Where spare keys are concerned, consider trusted friends and family as opposed to your wallet. Technology offers solutions too. For instance, combining the power of Apple CarKey, Apple Wallet, and Apple Home would remove the likelihood of losing wallets or keys. As long as you have iOS 14 or better, you can unlock your vehicle and home, while securing your wallet all at the same time. Purchase compatible locks for your digital system and use your phone or Apple Watch to open doors.  

PIN and password information

According to the Pew Research Center, weak passwords, old security apps, and untrustworthy Wi-Fi networks all contribute to breaches in online security. The top two ways most Americans deal with PINs and passwords is to memorize them, or 49% of us choose to write them down. That's almost half the population writing down their sensitive access information. Carrying around this info in your wallet gives thieves the keys to your entire kingdom. Someone without the benefit of reading this article may be keeping credit cards, debit cards, gift cards, spare keys, birth certificates, and everything else on this list in their wallet. Combine that with access to your online banking, credit, or social insurance, and you have a big problem.

If you have janky memory, consider tools like multi-factor authentication.
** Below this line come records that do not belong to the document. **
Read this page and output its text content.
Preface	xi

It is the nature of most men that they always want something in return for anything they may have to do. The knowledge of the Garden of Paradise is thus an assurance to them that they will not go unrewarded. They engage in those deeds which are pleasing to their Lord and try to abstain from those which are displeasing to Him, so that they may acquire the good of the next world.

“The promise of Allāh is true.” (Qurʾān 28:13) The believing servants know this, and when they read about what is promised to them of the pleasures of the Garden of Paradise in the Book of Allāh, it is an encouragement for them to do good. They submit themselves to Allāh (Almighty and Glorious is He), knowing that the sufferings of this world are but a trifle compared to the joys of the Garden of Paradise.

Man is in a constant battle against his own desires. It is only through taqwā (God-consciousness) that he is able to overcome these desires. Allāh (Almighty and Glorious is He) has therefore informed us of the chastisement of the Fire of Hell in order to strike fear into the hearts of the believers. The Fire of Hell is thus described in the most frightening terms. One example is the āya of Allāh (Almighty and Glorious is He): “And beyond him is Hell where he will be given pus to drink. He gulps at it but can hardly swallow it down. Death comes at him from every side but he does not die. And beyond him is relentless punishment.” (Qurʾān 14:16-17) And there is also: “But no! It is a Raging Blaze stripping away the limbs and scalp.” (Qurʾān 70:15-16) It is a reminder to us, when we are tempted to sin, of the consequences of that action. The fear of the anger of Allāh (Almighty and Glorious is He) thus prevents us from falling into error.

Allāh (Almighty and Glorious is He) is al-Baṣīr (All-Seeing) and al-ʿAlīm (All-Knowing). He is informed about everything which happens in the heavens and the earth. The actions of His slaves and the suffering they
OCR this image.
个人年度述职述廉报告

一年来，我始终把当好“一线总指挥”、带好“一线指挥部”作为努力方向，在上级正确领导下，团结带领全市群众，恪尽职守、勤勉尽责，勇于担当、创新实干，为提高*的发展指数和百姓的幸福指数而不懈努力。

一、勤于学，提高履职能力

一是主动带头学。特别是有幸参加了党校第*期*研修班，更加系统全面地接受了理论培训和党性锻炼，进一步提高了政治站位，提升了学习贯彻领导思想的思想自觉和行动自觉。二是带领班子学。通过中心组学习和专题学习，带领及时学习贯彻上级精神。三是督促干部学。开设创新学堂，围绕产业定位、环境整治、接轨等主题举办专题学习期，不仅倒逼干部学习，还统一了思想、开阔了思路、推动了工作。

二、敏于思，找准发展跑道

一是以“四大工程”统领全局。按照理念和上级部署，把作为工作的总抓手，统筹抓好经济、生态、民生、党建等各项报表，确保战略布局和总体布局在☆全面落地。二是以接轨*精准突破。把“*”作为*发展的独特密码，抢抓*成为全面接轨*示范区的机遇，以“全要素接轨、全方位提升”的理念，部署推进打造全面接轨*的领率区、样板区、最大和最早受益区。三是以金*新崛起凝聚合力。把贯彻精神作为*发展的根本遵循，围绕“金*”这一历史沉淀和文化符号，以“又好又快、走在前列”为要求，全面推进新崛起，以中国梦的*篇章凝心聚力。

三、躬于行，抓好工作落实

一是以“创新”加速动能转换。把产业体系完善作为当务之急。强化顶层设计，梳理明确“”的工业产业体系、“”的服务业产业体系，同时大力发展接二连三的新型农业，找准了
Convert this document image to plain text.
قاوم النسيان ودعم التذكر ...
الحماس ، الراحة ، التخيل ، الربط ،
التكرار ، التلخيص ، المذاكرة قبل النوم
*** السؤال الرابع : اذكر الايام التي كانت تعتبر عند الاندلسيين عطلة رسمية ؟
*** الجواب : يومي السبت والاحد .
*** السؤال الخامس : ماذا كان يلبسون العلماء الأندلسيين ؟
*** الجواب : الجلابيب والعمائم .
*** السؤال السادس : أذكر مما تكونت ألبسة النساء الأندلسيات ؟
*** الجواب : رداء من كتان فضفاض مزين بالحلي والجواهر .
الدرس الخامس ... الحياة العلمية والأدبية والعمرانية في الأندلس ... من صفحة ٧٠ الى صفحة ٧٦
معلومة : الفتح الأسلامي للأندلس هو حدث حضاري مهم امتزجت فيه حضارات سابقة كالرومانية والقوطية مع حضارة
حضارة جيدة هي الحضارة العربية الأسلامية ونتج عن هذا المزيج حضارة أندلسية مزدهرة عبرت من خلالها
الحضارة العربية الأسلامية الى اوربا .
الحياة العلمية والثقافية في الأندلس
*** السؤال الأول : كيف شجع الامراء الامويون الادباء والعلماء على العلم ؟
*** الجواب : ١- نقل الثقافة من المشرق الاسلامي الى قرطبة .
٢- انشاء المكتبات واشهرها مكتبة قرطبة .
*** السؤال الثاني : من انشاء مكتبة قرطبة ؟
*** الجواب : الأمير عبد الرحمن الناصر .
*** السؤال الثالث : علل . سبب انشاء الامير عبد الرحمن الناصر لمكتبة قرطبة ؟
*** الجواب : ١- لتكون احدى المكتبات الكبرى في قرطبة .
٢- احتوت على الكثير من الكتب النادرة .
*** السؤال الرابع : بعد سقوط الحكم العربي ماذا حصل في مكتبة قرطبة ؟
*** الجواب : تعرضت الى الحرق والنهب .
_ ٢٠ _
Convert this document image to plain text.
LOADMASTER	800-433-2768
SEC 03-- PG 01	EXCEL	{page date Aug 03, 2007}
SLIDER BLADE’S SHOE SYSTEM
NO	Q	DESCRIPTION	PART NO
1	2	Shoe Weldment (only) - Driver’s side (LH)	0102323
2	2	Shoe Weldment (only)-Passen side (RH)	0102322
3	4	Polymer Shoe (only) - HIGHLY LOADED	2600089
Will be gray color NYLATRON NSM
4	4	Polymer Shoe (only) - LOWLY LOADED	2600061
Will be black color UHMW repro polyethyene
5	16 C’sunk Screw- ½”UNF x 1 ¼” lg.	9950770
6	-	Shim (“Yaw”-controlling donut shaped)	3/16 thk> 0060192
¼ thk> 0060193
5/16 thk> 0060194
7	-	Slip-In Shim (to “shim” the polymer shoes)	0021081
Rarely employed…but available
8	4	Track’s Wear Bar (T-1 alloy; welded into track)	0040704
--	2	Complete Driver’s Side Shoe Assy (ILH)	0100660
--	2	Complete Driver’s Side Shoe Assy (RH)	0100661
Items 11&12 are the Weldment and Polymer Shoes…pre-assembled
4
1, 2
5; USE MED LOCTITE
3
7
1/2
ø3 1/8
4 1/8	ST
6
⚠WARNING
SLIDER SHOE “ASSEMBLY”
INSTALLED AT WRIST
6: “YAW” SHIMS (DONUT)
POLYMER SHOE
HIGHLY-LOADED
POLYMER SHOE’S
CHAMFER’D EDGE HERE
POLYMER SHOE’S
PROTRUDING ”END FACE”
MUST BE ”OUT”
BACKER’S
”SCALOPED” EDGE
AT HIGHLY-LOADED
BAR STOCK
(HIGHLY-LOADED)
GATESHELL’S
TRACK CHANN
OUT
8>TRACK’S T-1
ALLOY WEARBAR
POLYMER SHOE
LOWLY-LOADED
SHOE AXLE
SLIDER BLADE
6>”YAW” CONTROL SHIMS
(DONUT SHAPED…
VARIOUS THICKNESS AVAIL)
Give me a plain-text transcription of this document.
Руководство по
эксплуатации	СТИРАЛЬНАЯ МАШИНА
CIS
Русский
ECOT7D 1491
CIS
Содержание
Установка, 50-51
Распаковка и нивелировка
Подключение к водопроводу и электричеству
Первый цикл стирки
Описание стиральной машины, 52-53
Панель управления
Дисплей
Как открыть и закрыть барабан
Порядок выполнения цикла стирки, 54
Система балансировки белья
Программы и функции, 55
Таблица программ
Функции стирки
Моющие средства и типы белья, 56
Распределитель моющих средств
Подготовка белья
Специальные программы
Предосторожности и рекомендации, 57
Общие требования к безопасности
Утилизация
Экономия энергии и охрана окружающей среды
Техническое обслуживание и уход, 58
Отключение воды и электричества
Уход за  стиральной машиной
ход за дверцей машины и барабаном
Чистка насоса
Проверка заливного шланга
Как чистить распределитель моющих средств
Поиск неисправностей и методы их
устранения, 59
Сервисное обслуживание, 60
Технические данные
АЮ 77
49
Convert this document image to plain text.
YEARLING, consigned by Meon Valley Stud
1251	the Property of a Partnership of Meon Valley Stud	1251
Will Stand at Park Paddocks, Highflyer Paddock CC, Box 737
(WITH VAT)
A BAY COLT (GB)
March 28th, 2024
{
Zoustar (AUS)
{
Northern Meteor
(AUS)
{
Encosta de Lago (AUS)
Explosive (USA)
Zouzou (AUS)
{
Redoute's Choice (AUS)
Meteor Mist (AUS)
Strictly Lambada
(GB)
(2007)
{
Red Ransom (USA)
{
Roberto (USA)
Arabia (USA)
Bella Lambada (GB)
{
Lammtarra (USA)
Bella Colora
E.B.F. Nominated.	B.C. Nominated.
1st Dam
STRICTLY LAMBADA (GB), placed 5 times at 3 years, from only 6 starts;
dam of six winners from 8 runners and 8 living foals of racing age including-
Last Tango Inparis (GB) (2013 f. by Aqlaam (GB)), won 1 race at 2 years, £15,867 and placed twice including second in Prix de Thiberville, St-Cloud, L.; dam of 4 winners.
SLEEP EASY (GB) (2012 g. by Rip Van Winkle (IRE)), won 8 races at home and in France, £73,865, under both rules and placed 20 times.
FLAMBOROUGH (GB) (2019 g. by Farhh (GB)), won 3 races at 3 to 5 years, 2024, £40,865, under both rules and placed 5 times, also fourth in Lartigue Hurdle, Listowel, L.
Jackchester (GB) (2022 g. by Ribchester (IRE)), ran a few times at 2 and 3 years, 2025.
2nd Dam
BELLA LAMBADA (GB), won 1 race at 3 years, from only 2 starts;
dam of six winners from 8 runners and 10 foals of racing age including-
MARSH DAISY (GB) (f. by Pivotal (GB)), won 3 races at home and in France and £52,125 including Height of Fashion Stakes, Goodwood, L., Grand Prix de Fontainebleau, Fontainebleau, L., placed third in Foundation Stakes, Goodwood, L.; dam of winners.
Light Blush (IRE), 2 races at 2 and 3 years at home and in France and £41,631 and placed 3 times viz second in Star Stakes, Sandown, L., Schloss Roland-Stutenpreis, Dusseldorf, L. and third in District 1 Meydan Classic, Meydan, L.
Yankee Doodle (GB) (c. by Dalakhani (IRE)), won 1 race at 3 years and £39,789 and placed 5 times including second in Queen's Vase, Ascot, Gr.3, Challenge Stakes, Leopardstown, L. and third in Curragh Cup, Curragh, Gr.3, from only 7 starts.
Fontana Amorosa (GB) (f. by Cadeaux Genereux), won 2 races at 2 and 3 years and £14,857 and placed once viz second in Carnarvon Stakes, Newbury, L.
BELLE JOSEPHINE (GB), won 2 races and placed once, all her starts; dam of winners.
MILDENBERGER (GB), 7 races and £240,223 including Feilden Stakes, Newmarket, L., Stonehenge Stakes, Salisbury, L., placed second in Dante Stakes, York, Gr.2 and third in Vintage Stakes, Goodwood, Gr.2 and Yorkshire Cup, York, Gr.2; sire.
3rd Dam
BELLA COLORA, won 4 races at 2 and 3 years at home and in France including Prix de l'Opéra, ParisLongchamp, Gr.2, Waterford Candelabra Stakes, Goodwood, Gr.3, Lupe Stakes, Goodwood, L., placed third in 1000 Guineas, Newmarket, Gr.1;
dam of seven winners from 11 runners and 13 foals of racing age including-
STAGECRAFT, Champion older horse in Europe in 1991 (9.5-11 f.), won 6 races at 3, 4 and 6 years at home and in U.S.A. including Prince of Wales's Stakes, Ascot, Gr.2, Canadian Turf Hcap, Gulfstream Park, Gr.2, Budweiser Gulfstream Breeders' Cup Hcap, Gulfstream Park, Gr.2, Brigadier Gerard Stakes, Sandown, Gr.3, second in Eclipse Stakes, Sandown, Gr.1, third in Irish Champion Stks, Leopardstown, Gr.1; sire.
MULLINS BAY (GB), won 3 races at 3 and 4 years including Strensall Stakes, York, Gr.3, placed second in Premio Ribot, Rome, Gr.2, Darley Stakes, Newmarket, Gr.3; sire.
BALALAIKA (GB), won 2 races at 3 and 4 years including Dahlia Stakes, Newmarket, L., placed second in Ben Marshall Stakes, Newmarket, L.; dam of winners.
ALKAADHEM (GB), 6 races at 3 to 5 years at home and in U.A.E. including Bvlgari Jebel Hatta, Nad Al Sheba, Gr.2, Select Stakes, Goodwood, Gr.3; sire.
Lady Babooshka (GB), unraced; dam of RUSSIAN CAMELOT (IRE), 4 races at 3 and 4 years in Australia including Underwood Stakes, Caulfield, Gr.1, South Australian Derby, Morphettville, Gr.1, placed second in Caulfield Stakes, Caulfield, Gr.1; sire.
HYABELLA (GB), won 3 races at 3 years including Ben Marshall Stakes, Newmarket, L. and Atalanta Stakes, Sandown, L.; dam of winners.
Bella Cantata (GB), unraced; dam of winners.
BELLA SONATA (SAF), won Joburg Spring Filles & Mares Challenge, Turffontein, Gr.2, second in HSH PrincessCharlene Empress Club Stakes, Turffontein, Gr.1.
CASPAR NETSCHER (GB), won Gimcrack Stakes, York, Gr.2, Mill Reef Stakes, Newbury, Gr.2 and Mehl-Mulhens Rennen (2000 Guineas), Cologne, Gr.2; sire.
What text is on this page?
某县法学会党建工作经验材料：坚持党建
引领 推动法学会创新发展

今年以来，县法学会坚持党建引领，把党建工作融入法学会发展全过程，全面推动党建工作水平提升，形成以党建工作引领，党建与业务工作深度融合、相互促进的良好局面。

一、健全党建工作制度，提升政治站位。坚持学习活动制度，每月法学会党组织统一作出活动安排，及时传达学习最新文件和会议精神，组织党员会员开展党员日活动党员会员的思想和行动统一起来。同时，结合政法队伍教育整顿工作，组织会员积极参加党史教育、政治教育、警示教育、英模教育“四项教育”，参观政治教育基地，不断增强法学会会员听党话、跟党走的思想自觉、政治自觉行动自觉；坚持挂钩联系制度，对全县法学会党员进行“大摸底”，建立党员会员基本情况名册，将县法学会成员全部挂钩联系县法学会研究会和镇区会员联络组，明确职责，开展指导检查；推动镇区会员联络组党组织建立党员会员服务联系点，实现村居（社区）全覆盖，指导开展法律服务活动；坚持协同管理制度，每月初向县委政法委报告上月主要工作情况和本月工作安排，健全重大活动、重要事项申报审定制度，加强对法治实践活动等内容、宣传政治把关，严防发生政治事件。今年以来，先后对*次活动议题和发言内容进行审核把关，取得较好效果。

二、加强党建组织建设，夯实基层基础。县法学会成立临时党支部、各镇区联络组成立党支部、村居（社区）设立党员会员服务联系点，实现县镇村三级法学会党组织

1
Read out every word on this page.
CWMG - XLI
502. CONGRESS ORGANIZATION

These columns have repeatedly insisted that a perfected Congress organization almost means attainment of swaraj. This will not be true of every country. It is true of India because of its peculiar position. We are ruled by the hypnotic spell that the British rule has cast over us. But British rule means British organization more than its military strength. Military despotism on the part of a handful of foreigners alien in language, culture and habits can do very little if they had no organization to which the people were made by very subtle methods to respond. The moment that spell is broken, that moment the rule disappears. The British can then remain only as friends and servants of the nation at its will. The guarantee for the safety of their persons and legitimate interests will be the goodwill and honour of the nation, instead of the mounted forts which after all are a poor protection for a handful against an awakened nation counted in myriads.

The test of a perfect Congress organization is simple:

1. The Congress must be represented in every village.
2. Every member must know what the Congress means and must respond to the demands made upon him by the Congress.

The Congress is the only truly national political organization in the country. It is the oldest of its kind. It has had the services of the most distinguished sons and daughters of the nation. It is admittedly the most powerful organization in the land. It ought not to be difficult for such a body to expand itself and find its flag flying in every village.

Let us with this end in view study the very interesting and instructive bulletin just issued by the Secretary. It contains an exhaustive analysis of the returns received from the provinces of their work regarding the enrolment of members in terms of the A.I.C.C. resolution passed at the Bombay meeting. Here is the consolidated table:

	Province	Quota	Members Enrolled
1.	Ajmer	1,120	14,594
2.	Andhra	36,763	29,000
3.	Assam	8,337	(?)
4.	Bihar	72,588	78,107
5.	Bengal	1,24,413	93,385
You can do away with multiple passwords by pairing a single password you'll remember with fingerprints or facial recognition. You can have a verification code texted to your phone and a password required to gain access to your digital life. Password managers like LastPass can store an unlimited amount of secure passwords in an encrypted password vault, meaning you don't need to write them down or even memorize them. Now you don't need to walk around with passwords and PINs in your wallet.

Medicare card

On average, it takes 30 days to get a new Medicare card after it's been lost, damaged, or stolen. Aside from being a waste of time, medicare identity fraud allows thieves access to prescription filling, medical equipment, treatment, and the ability to submit false insurance claims all under your name. The result of this fraud could be inaccurate medical records, denied or limited health coverage, unexpected medical bills, and a wrecked credit score since all the resulting surprise debt from unpaid bills could add up quickly if not caught in time.

As with your other important identification, there's an app for that. We've been toting Apple quite a bit so let's break that up with the Samsung Wallet. It does pretty much everything Apple does where storing card information is concerned, and more importantly, is a safer place to store your medicare card than your wallet. The bottom line is to leave your physical card at home and safely away from your wallet.